Could you have done any more reps? John: Yes I probably could have.
Me: So why did you stop?
John: Because I had done the 12 reps.
Any time I observe people training in the gym one of the main things I see lacking from their workout is intensity.
Most people in the gym wander around aimlessly performing x number of reps and x number of sets.
But how do you know if you have stimulated a positive change in your body?
If you are counting to 10 or 12 and then stopping when you reach your number then you most likely have not done much to stimulate a positive metabolic response.
This is because during an exercise the body uses a certain amount of muscle fibres to lift the resistance. If you stop before you have activated as many muscle fibres as possible then the body hasn’t received much stress and doesn’t need to change.
What’s needed is 100% effort to a point of completion or muscular failure. This may take 12 reps or 20 reps.
In practice this takes some motivation and is as much a mental effort as it is physical. The point when the muscle starts to get a little sore is when most people stop, but this is the most productive part of the movement! This is when you push or pull to completion to make sure you have used 100% of your strength.
Here comes the science part: Imagine the leg press exercise. Choose a weight that is appropriate and you begin to do as many good repetitions as possible. The resistance stays the same, but each succeeding repetition becomes harder and harder until it is impossible to move. You have reached fatigue.
Let’s look at this process. When you are under load the lower body muscles are working to try to continue the exercise, which takes a certain amount of muscle fibers. As it continues, the fibers that started the movement begin to fatigue and so more are now needed. This is called successive motor unit recruitment or the gradation response. Luckily there are more so the body continues to recruit new motor units until it is firing on all cylinders so to speak. This is when the movement begins to stop. Now you feel like stopping, but this is where you should continue to push/pull to make sure it is done. You have now performed an inroad of your available strength. The body perceives this as stress, and regular stress if you train frequently, and a need to change in order to cope with it next time.
Supercompensation is the improvement in lean muscle tissue and strength gain as a result of the regular stress.
When I coach my clients they always tell me they would never push themselves this hard normally. This type of intensity normally takes a couple of workouts to build up to and unless you can really motivate yourself it’s very easy to stop short on an exercise.

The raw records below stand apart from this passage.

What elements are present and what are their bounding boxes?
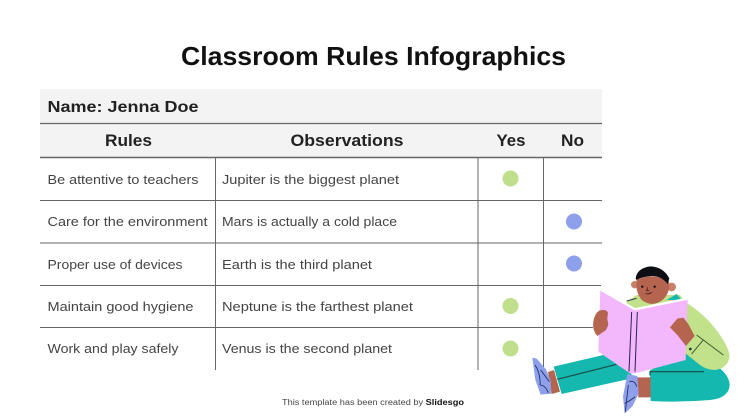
title: Classroom Rules Infographics <box>181 41 566 71</box>
illustration: child reading a book <box>532 266 733 417</box>
observations column text: Neptune is the farthest planet <box>222 299 413 314</box>
shoes <box>532 358 551 395</box>
observations column text: Mars is actually a cold place <box>222 214 397 229</box>
column headings: Observations <box>290 132 404 150</box>
torso <box>627 295 720 373</box>
rules column text <box>48 172 208 356</box>
left hand <box>593 310 608 336</box>
yes and no markers <box>502 170 582 356</box>
feet <box>548 370 560 394</box>
name heading: Name: Jenna Doe <box>48 99 199 116</box>
rules column text: Maintain good hygiene <box>48 299 194 314</box>
column headings: Yes <box>496 132 526 150</box>
column headings: Rules <box>105 132 152 150</box>
observations column text: Jupiter is the biggest planet <box>222 172 399 187</box>
column headings: No <box>561 132 584 150</box>
rules column text: Care for the environment <box>48 214 208 229</box>
rules column text: Proper use of devices <box>48 257 183 272</box>
near leg <box>650 350 730 402</box>
rules column text: Work and play safely <box>48 341 179 356</box>
table header background <box>40 89 602 157</box>
panel: rules table <box>40 89 602 370</box>
footer credit: This template has been created by Slidesgo <box>282 398 464 407</box>
book <box>598 289 688 373</box>
far leg <box>554 355 632 394</box>
right hand <box>670 318 695 346</box>
observations column text <box>222 172 413 356</box>
rules column text: Be attentive to teachers <box>48 172 199 187</box>
observations column text: Earth is the third planet <box>222 257 372 272</box>
sleeve <box>683 303 729 370</box>
head <box>631 266 676 304</box>
white backing behind figure <box>593 285 733 417</box>
column headings <box>105 132 584 150</box>
observations column text: Venus is the second planet <box>222 341 392 356</box>
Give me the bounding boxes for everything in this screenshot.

Yes this isn’t easy but exercise isn’t meant to be a nice comfortable experience! If it is then it most likely won’t do much to change your body composition.
The benefit of training with 100% intensity on each set and rep is that it needs to be for a short period of time. This is the essence of High Intensity Training. Training harder but briefer and infrequently. Exercise sessions are maximum half an hour. I go into more detail on this in this post.
So the next time you train, try to complete as many reps as you can before you decide to terminate the set.
- A good range to shoot for is 8-12.
- Perform slow, controlled movements and no jerking of the resistance or using momentum to lift the weight. (Yes I’m talking to you arching your back on the barbell curls!)
- Lift a weight that you can control, Leave your ego at the doorstep!
As a wise man named Arthur Jones once said: “You can exercise alot or you can train hard but you cannot do both.”